A company selling spyware (RemoteCOM) used to monitor sex offenders, terrorists, and parolees was breached, leaking data on 6,896 criminal justice employees and 14,000 monitored individuals. Exposed details include names, addresses, IPs, and probation officer contacts, with some victims confirmed via phone verification.
Source: DataBreaches.net

London nurseries breach exposes 8,000 children’s data

Hackers stole names, photos, addresses, and family contacts of 8,000 children from Kido International nurseries. The group “Radiant” claims to have infiltrated systems weeks prior and leaked samples on dark web forums.
Source: DataBreaches.net

Fake Microsoft Teams installers deliver Oyster malware via malvertising

Threat actors use SEO-poisoned ads to distribute fake Teams installers (teams-install[.]top) pushing the Oyster backdoor.
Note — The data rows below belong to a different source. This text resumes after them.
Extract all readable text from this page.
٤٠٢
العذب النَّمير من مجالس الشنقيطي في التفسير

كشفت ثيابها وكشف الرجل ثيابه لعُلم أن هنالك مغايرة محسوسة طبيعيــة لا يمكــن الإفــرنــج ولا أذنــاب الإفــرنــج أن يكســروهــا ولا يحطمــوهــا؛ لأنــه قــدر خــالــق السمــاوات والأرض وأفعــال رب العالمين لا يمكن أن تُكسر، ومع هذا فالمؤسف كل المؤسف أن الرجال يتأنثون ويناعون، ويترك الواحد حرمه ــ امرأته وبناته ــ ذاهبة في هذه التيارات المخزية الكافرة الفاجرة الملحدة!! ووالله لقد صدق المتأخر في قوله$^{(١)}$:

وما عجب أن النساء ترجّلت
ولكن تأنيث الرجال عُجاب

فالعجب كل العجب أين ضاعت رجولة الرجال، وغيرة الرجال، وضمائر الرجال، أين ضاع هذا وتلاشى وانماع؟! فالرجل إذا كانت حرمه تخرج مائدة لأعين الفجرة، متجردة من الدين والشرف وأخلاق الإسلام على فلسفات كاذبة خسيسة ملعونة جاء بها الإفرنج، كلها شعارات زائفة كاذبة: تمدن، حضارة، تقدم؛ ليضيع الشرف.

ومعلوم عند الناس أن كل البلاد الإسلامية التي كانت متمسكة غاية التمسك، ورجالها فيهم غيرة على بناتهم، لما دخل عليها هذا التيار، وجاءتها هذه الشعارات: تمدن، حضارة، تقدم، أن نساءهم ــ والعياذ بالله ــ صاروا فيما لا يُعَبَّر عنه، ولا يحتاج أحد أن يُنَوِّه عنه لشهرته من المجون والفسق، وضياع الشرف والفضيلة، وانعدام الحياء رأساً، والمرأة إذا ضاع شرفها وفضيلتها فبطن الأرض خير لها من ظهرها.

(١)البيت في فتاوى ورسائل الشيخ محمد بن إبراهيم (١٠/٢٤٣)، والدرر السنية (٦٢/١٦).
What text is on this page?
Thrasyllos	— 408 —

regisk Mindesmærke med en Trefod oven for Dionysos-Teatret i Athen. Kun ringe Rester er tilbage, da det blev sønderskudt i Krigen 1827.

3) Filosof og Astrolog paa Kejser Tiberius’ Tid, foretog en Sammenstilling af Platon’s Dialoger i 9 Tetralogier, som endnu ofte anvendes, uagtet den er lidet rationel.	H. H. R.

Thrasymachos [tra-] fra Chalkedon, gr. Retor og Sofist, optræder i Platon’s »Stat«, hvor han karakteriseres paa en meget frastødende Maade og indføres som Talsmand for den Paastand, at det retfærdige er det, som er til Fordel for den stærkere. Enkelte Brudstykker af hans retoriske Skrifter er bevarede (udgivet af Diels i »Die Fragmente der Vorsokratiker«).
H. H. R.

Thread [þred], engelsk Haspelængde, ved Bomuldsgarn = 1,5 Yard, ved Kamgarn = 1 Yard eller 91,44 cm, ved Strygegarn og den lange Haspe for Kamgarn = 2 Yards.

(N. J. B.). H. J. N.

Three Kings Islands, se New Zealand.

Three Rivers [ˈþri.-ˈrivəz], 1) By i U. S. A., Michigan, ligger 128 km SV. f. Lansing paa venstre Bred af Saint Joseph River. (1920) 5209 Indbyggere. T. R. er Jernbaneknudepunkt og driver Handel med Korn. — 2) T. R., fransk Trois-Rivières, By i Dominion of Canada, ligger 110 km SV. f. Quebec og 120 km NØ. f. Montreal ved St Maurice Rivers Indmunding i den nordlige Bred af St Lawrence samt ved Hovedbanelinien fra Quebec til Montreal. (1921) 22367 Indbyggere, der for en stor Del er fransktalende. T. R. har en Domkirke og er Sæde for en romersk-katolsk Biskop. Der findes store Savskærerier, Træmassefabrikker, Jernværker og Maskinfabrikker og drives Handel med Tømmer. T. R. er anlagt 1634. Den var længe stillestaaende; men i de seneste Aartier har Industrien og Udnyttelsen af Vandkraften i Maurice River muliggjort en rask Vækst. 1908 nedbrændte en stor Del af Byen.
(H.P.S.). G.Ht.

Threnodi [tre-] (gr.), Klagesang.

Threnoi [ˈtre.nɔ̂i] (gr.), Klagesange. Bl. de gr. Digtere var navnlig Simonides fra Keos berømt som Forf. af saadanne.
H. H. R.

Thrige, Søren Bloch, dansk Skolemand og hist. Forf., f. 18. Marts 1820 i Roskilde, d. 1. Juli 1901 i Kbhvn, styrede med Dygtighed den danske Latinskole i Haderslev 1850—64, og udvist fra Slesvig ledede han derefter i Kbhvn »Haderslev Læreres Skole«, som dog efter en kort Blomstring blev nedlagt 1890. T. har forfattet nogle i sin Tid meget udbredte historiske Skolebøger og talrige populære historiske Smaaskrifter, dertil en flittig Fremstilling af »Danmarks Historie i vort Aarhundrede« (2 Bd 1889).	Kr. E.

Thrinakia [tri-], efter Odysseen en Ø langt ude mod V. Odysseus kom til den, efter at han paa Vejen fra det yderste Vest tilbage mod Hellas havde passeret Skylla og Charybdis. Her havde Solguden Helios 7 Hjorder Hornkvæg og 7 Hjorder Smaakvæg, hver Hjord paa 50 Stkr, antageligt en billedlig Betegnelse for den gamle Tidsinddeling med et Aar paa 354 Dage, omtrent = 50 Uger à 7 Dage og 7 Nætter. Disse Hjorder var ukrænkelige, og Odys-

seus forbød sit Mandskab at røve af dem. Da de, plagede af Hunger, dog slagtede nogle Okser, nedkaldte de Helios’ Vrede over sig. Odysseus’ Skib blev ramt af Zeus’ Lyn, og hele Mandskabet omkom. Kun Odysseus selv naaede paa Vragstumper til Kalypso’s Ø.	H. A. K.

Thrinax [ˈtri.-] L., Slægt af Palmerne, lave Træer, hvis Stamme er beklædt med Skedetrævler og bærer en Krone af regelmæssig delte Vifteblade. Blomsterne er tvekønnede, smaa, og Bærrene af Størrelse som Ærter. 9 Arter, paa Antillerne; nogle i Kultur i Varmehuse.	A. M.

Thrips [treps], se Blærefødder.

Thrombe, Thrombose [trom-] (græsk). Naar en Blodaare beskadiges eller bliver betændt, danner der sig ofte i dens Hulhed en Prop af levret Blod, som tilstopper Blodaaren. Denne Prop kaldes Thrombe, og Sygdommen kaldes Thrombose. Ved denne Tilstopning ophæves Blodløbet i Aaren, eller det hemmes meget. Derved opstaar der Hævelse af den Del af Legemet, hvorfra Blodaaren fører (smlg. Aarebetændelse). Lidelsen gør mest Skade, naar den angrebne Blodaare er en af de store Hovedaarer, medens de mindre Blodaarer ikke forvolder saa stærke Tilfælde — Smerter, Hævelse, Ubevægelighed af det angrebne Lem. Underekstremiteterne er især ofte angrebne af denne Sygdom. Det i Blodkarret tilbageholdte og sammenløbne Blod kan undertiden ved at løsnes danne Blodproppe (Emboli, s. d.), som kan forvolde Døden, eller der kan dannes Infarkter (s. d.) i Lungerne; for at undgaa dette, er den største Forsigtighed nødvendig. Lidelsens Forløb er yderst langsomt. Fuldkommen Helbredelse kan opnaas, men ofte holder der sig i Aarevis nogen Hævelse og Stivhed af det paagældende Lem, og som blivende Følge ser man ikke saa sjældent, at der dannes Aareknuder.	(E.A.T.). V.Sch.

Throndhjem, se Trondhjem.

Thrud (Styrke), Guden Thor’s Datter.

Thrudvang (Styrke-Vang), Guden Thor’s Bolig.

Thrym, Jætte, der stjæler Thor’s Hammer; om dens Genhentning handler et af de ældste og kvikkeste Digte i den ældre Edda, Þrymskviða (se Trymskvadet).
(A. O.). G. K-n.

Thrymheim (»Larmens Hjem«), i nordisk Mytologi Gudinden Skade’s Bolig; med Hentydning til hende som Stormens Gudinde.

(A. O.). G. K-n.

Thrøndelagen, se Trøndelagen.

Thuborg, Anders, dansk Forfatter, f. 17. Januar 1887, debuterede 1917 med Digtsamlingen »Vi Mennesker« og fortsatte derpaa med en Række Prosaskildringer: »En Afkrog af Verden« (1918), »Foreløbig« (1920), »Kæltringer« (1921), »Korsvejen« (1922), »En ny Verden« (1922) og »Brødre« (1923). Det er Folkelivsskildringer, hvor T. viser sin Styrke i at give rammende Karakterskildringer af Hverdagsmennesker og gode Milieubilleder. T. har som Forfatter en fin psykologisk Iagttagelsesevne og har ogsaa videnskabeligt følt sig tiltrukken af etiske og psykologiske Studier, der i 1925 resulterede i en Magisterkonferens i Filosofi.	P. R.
The malware uses scheduled tasks (CaptureService) for persistence and was signed with forged certificates (“4th State Oy”).
Impact: Remote access, file exfiltration, and lateral movement in corporate networks.
Mitigation: Download software only from verified domains, disable ad-clicking for IT admins.
Source: BleepingComputer

Chinese APTs target Asian telecoms with PlugX and Bookworm malware

China-linked groups (Mustang Panda, Lotus Panda) deployed PlugX variants and Bookworm RAT against telecom and ASEAN targets. Techniques include DLL sideloading (Mobile Popup Application) and UUID-based shellcode execution.
Impact: Data theft, long-term system control, and espionage.
Mitigation: Monitor for DLL sideloading patterns and unusual network traffic to legitimate domains.
Source: The Hacker News

Dutch teens arrested for spying on Europol for Russia

Two 17-year-olds used WiFi sniffers near Europol and embassy sites after recruitment via Telegram. No system breaches confirmed, but the case highlights low-level espionage recruitment risks.
Source: BleepingComputer

Harrods warns of third-party breach exposing e-commerce data

Customer names and contact details were stolen via a compromised third-party system. The breach underscores supply-chain risks for retailers.
Source: DataBreaches.net

US cyber threat-sharing law faces expiration amid government shutdown

The 2015 Cybersecurity Information Sharing Act (CISA) may lapse on October 1 without a funding deal, disrupting threat-intel sharing pipelines.